Come si è svolto il servizio? Una troupe è stata inviata presso lo stabilimento balneare del dopolavoro dei dipendenti dell’ATAC , al Lido di Ostia, e a quel punto il giornalista inviato in loco ha cominciato a commentare “Guardate che lusso, la piscina, le sdraio, i lettini, la mensa, e pare pure che si mangi molto bene…”. Avete capito? Al dopolavoro ATAC non si pasteggia a brodaglia ma si può anche scegliere fra tre primi e tre secondi! Hai capito che lusso ‘sti dipendenti ATAC! Hanno pure i lettini e le sdraio per prendere il sole! E la piscina! Guardate!
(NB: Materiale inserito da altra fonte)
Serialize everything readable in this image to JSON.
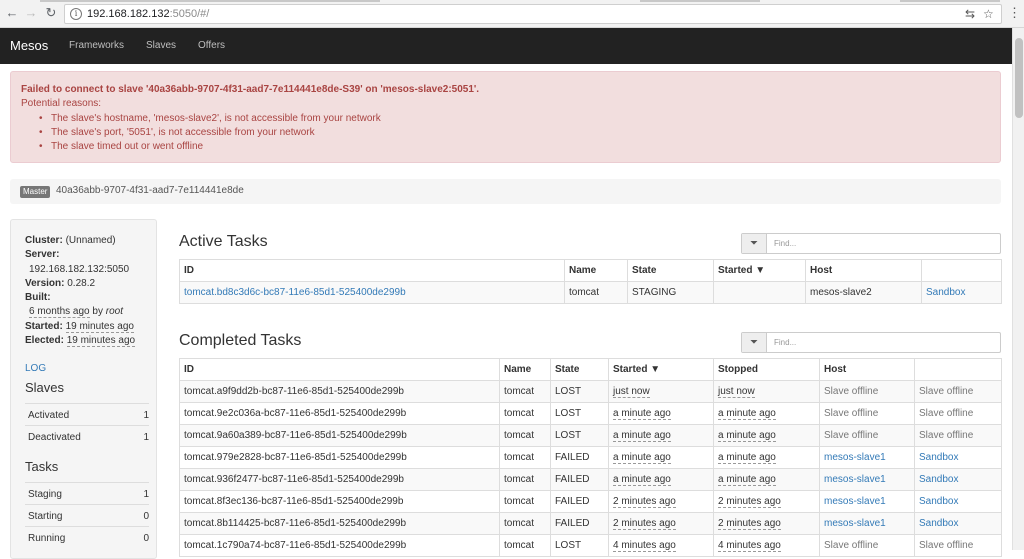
{
  "browser": {
    "url_host": "192.168.182.132",
    "url_rest": ":5050/#/"
  },
  "navbar": {
    "brand": "Mesos",
    "items": [
      "Frameworks",
      "Slaves",
      "Offers"
    ]
  },
  "alert": {
    "title": "Failed to connect to slave '40a36abb-9707-4f31-aad7-7e114441e8de-S39' on 'mesos-slave2:5051'.",
    "subtitle": "Potential reasons:",
    "reasons": [
      "The slave's hostname, 'mesos-slave2', is not accessible from your network",
      "The slave's port, '5051', is not accessible from your network",
      "The slave timed out or went offline"
    ]
  },
  "master": {
    "badge": "Master",
    "id": "40a36abb-9707-4f31-aad7-7e114441e8de"
  },
  "sidebar": {
    "cluster_label": "Cluster:",
    "cluster_value": "(Unnamed)",
    "server_label": "Server:",
    "server_value": "192.168.182.132:5050",
    "version_label": "Version:",
    "version_value": "0.28.2",
    "built_label": "Built:",
    "built_ago": "6 months ago",
    "built_by": "by",
    "built_user": "root",
    "started_label": "Started:",
    "started_value": "19 minutes ago",
    "elected_label": "Elected:",
    "elected_value": "19 minutes ago",
    "log_link": "LOG",
    "slaves_heading": "Slaves",
    "slaves": [
      {
        "label": "Activated",
        "value": "1"
      },
      {
        "label": "Deactivated",
        "value": "1"
      }
    ],
    "tasks_heading": "Tasks",
    "tasks": [
      {
        "label": "Staging",
        "value": "1"
      },
      {
        "label": "Starting",
        "value": "0"
      },
      {
        "label": "Running",
        "value": "0"
      }
    ]
  },
  "active_tasks": {
    "title": "Active Tasks",
    "find_placeholder": "Find...",
    "columns": [
      "ID",
      "Name",
      "State",
      "Started ▼",
      "Host",
      ""
    ],
    "rows": [
      {
        "id": "tomcat.bd8c3d6c-bc87-11e6-85d1-525400de299b",
        "name": "tomcat",
        "state": "STAGING",
        "started": "",
        "host": "mesos-slave2",
        "sandbox": "Sandbox"
      }
    ]
  },
  "completed_tasks": {
    "title": "Completed Tasks",
    "find_placeholder": "Find...",
    "columns": [
      "ID",
      "Name",
      "State",
      "Started ▼",
      "Stopped",
      "Host",
      ""
    ],
    "rows": [
      {
        "id": "tomcat.a9f9dd2b-bc87-11e6-85d1-525400de299b",
        "name": "tomcat",
        "state": "LOST",
        "started": "just now",
        "stopped": "just now",
        "host": "Slave offline",
        "sandbox": "Slave offline"
      },
      {
        "id": "tomcat.9e2c036a-bc87-11e6-85d1-525400de299b",
        "name": "tomcat",
        "state": "LOST",
        "started": "a minute ago",
        "stopped": "a minute ago",
        "host": "Slave offline",
        "sandbox": "Slave offline"
      },
      {
        "id": "tomcat.9a60a389-bc87-11e6-85d1-525400de299b",
        "name": "tomcat",
        "state": "LOST",
        "started": "a minute ago",
        "stopped": "a minute ago",
        "host": "Slave offline",
        "sandbox": "Slave offline"
      },
      {
        "id": "tomcat.979e2828-bc87-11e6-85d1-525400de299b",
        "name": "tomcat",
        "state": "FAILED",
        "started": "a minute ago",
        "stopped": "a minute ago",
        "host": "mesos-slave1",
        "sandbox": "Sandbox"
      },
      {
        "id": "tomcat.936f2477-bc87-11e6-85d1-525400de299b",
        "name": "tomcat",
        "state": "FAILED",
        "started": "a minute ago",
        "stopped": "a minute ago",
        "host": "mesos-slave1",
        "sandbox": "Sandbox"
      },
      {
        "id": "tomcat.8f3ec136-bc87-11e6-85d1-525400de299b",
        "name": "tomcat",
        "state": "FAILED",
        "started": "2 minutes ago",
        "stopped": "2 minutes ago",
        "host": "mesos-slave1",
        "sandbox": "Sandbox"
      },
      {
        "id": "tomcat.8b114425-bc87-11e6-85d1-525400de299b",
        "name": "tomcat",
        "state": "FAILED",
        "started": "2 minutes ago",
        "stopped": "2 minutes ago",
        "host": "mesos-slave1",
        "sandbox": "Sandbox"
      },
      {
        "id": "tomcat.1c790a74-bc87-11e6-85d1-525400de299b",
        "name": "tomcat",
        "state": "LOST",
        "started": "4 minutes ago",
        "stopped": "4 minutes ago",
        "host": "Slave offline",
        "sandbox": "Slave offline"
      }
    ]
  }
}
Dall’atteggiamento scandalizzato sia dell’inviato che del conduttore sembrerebbe che gli impiegati e gli operai dell’ATAC non abbiano il diritto di farsi il bagno in piscina, a tal punto che a un certo punto Belpietro dallo studio chiede ad un sindacalista dell’ATAC in collegamento (che aveva spiegato che la suddetta piscina era stata inizialmente concepita per i bambini), se la piscina è solo per i bambini o anche per gli adulti. A quel punto il sindacalista gli risponde che la piscina è in effetti per tutti, anche perché lo stabilimento è aperto a tutti e non solo ai lavoratori dell’Atac. Belpietro non può fare a meno di sorridere beffardamente e di pronunciare un altrettanto beffardo “Ahhh, ecco…” Come se fosse una colpa farsi il bagno in piscina o mangiare del buon cibo in una mensa decente…Chissà lui col suo stipendio che a occhio e croce sarà dieci volte almeno (ma forse molto di più, non ne ho idea…) quello di un lavoratore dell’Atac, dove e come trascorre il suo tempo libero…
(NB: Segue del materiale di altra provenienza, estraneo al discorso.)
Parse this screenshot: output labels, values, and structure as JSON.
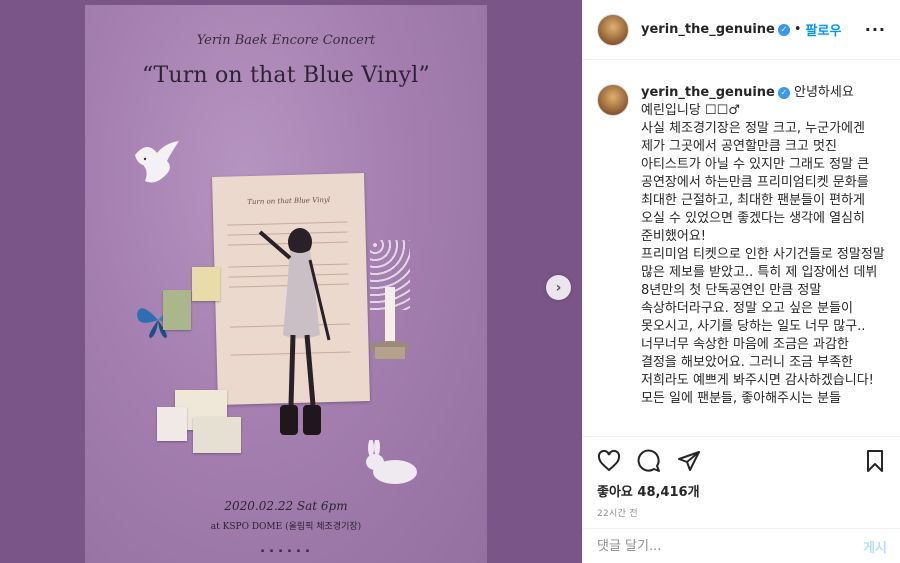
{
  "poster": {
    "subtitle": "Yerin Baek Encore Concert",
    "title": "“Turn on that Blue Vinyl”",
    "paper_title": "Turn on that Blue Vinyl",
    "date": "2020.02.22  Sat  6pm",
    "venue": "at KSPO DOME (올림픽 체조경기장)"
  },
  "header": {
    "username": "yerin_the_genuine",
    "follow_label": "팔로우"
  },
  "caption": {
    "username": "yerin_the_genuine",
    "text": "안녕하세요 예린입니당 ☐☐♂\n사실 체조경기장은 정말 크고, 누군가에겐 제가 그곳에서 공연할만큼 크고 멋진 아티스트가 아닐 수 있지만 그래도 정말 큰 공연장에서 하는만큼 프리미엄티켓 문화를 최대한 근절하고, 최대한 팬분들이 편하게 오실 수 있었으면 좋겠다는 생각에 열심히 준비했어요!\n프리미엄 티켓으로 인한 사기건들로 정말정말 많은 제보를 받았고.. 특히 제 입장에선 데뷔 8년만의 첫 단독공연인 만큼 정말 속상하더라구요. 정말 오고 싶은 분들이 못오시고, 사기를 당하는 일도 너무 많구.. 너무너무 속상한 마음에 조금은 과감한 결정을 해보았어요. 그러니 조금 부족한 저희라도 예쁘게 봐주시면 감사하겠습니다!\n모든 일에 팬분들, 좋아해주시는 분들"
  },
  "likes_text": "좋아요 48,416개",
  "time_text": "22시간 전",
  "comment": {
    "placeholder": "댓글 달기...",
    "post_label": "게시"
  },
  "colors": {
    "background": "#7a5587",
    "accent": "#0095f6",
    "verified": "#3897f0"
  }
}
Poi, naturalmente, come da copione, sono state intervistate alcune persone, tutti lavoratori dell’Atac in ferie oppure non in servizio, che stavano prendendo il sole sui lettini oppure pranzando. Il senso del tutto era: ”Guardate come se la spassano questi lavativi e parassiti, mentre la gente aspetta ore alle fermate degli autobus, in mezzo al traffico ecc. ecc. “.
Insomma, sembrava che stessero facendo un servizio in qualche resort per ultraricchi a Porto Cervo e non in un dopolavoro di un’azienda pubblica al Lido di Ostia…
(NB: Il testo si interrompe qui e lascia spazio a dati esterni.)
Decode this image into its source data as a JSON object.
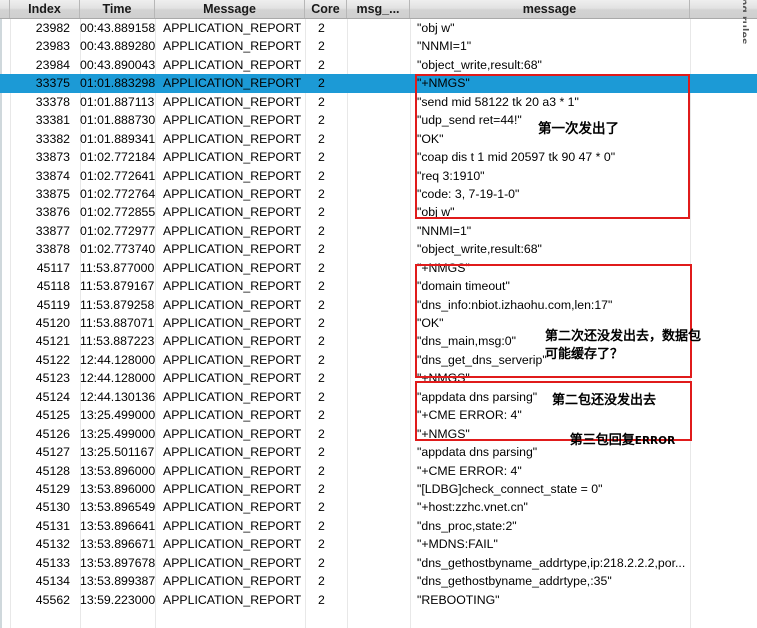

Il senso però è anche un altro. L’ATAC, come tutti sanno, ha un debito enorme, un vero e proprio buco nero (una voce importante di questo buco è data anche dai megastipendi percepiti dai “dirigenti” dell’azienda), risultato di decenni di politiche clientelari e disastrose sotto ogni aspetto, portate avanti da tutte le amministrazioni che si sono succedute da almeno una trentina di anni a questa parte. Il top, da questo punto di vista, si è sicuramente raggiunto con la giunta Alemanno, che ha “ripulito” le sezioni di AN assumendo proprio all’ATAC centinaia di “fancazzisti” come impiegati e “consulenti” invece di autisti, di cui c’è bisogno come il pane.
Ora si cerca di scaricare la colpa del disastro interamente sui lavoratori. E’ un classico. E allora vai con le campagne mediatiche di criminalizzazione dei suddetti. Non che non ci siano fra questi anche i lavativi o gli assenteisti, è ovvio, ma questi sono dappertutto, non certo solo all’ATAC. E in ogni caso si tratta pur sempre di comportamenti individuali, per quanto diffusi. Nessuna azienda, mai, pubblica o privata, ha chiuso i battenti a causa degli assenteisti e dei lavativi.
Ma il vero obiettivo è un altro ancora. Dimostrare che tutto ciò che è pubblico funziona male, è parassitario, improduttivo e induce i lavoratori all’assenteismo, e quindi deve essere privatizzato.
L’unica soluzione per risolvere ogni male è la privatizzazione. Lo smantellamento sistematico di tutto ciò che è pubblico è uno degli imperativi categorici dell’epoca che stiamo vivendo.